The STEM Coding Lab was awarded a grant from the Richard King Mellon Foundation

Hands on a keyboard

STEM Coding Lab (SCL) has been awarded a $635,000 grant from the Richard King Mellon Foundation to expand its work in providing computer science education to under-resourced children in grades K-8 throughout the Pittsburgh region.

This grant will enable SCL to replicate and expand its successful program CS CreatorSpace program to five under-resourced schools.
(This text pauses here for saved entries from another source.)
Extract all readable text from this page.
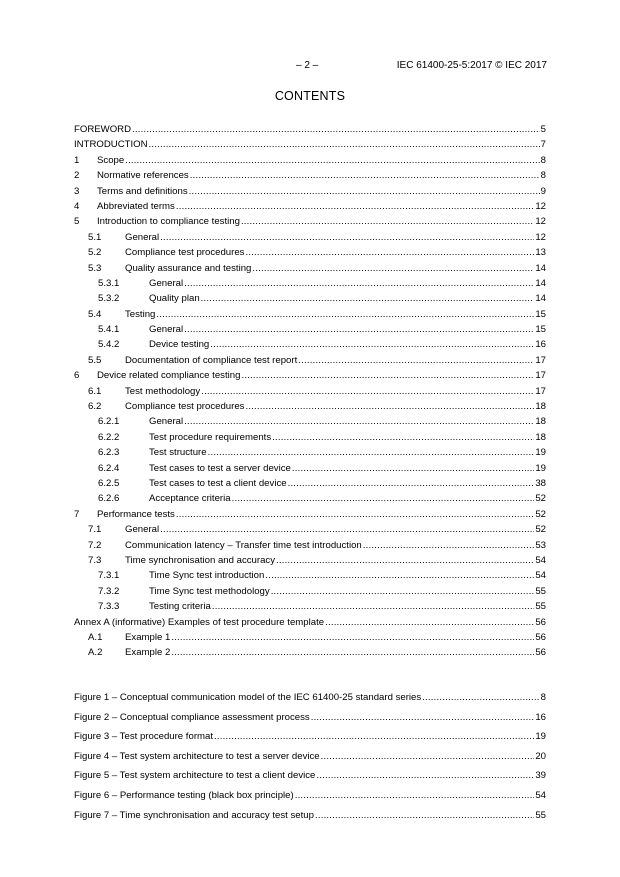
– 2 –	IEC 61400-25-5:2017 © IEC 2017
CONTENTS
FOREWORD .....	5
INTRODUCTION .....	7
1 Scope .....	8
2 Normative references .....	8
3 Terms and definitions .....	9
4 Abbreviated terms .....	12
5 Introduction to compliance testing .....	12
5.1 General .....	12
5.2 Compliance test procedures .....	13
5.3 Quality assurance and testing .....	14
5.3.1	General .....	14
5.3.2	Quality plan .....	14
5.4 Testing .....	15
5.4.1	General .....	15
5.4.2	Device testing .....	16
5.5 Documentation of compliance test report .....	17
6 Device related compliance testing .....	17
6.1 Test methodology .....	17
6.2 Compliance test procedures .....	18
6.2.1	General .....	18
6.2.2	Test procedure requirements .....	18
6.2.3	Test structure .....	19
6.2.4	Test cases to test a server device .....	19
6.2.5	Test cases to test a client device .....	38
6.2.6	Acceptance criteria .....	52
7 Performance tests .....	52
7.1 General .....	52
7.2 Communication latency – Transfer time test introduction .....	53
7.3 Time synchronisation and accuracy .....	54
7.3.1	Time Sync test introduction .....	54
7.3.2	Time Sync test methodology .....	55
7.3.3	Testing criteria .....	55
Annex A (informative) Examples of test procedure template .....	56
A.1 Example 1 .....	56
A.2 Example 2 .....	56
Figure 1 – Conceptual communication model of the IEC 61400-25 standard series .....	8
Figure 2 – Conceptual compliance assessment process .....	16
Figure 3 – Test procedure format .....	19
Figure 4 – Test system architecture to test a server device .....	20
Figure 5 – Test system architecture to test a client device .....	39
Figure 6 – Performance testing (black box principle) .....	54
Figure 7 – Time synchronisation and accuracy test setup .....	55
The dedicated classrooms will provide computer science courses to 1,000-plus students during the school day.

"This is a pivotal moment for STEM Coding Lab,” Executive Director Casey Mindlin said. “During a time in which all kids must have access to STEM and computer science instruction, the Richard King Mellon Foundation has yet again proven itself to be a champion for youth throughout Southwestern Pennsylvania. We are deeply grateful for this generous demonstration of support.”

The grant will also fuel the growth of the nonprofit’s Asynchronous Computer Science Education System (ACSES), a virtual platform featuring animated videos and classroom resources developed in collaboration with Carnegie Mellon University to extend SCL’s reach beyond urban school districts.

Additionally, the grant will enhance SCL’s organizational capacity to provide in-school and after-school programs across more than 40 locations to 4,000 children, positioning the organization to continue expanding its footprint in a sustainable fashion.

"We are profoundly grateful for the generous grant from the Richard King Mellon Foundation which will enable us to expand our student reach, bridge the digital divide and create enduring pathways to success for all our underserved children,” said Viv Penninti, founder and chairman of STEM Coding Lab. “Our heartfelt thanks to the Richard King Mellon Foundation for their steadfast commitment to SCL and our community's collective future."

SCL’s work has been supported by computer science students and faculty in Pitt’s Kenneth P. Dietrich School of Arts and Sciences. Working in areas like programming, research and communication, student interns may spend time in the classroom and support teaching efforts, or elevate the lab’s work through data gathering, social media promotion and other exernal communications.